This article, titled “The Michigan Surgical Quality Collaborative: a legacy of Shukri Khuri“, describes the successful implementation and foundational elements of a regional quality collaborative in Michigan. Authored by Darrell A. Campbell Jr. and colleagues, the paper details the establishment, structure, and key initiatives of the Michigan Surgical Quality Collaborative (MSQC).
Key aspects of the article include:
- Partnership Model The MSQC is a collaborative effort involving 34 Michigan hospitals, the American College of Surgeons (ACS), and a major private payer, Blue Cross Blue Shield Michigan/Blue Care Network (BCBSM/BCN). It operates on a “pay for participation” model, meaning hospitals receive financial support for their involvement rather than for achieving specific performance outcomes, which helps reduce inter-institutional competitiveness.
- Foundation and Influence The collaborative is built upon the ACS National Surgical Quality Improvement Program (NSQIP) platform and is deeply rooted in the vision and legacy of Shukri Khuri, who championed standardized national outcomes metrics for surgical improvement. Khuri’s emphasis on collegial collaboration among surgeons and institutions to improve quality is a core principle of the MSQC.

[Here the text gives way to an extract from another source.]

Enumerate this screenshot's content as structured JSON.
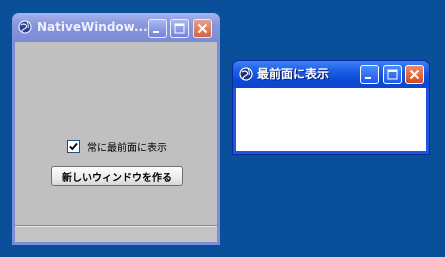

- Unique Infrastructure The MSQC has a distinct infrastructure that supports information technology, collaborative efforts, and ad hoc quality improvement (QI) initiatives. Data are collected and analyzed by an administrative and analytic center at the University of Michigan, with quarterly meetings facilitating personal interactions and sharing of “best practices” among participants. The MSQC also uses a website, newsletter, and YouTube channel for communication.
- Quality Improvement Initiatives The article highlights several specific QI initiatives undertaken by the MSQC, including:
- A colectomy initiative that defined procedure-specific data elements and gathered over 2,000 cases to date.
- A myocardial ischemia initiative focusing on appropriate diagnostic strategies and postoperative care to reduce costs and variation in care.
- The development and evaluation of “Big 10” process measures aimed at strategic areas such as avoiding blood transfusions, maintaining normothermia, and achieving tight glycemic control for diabetic patients.
- Efforts to reduce surgical site infections (SSI) by identifying and disseminating “best practices” through site visits to high-performing hospitals and providing laminated boards for operating rooms.
- Outcomes and Advantages The article concludes that the MSQC’s regional structure accelerates the pace of surgical QI compared to the national program alone, largely due to faster data feedback (quarterly vs. semi-annual) and enhanced sharing of specific process measures and detailed “best practices”. The flexibility to innovate and rapid access to detailed data are also identified as crucial features.
Reference: Campbell, D. A., Jr., Kubus, J. J., Henke, P. K., Hutton, M., & Englesbe, M. J. (2009). The Michigan Surgical Quality Collaborative: a legacy of Shukri Khuri. The American Journal of Surgery, 198(5A), S50–S55.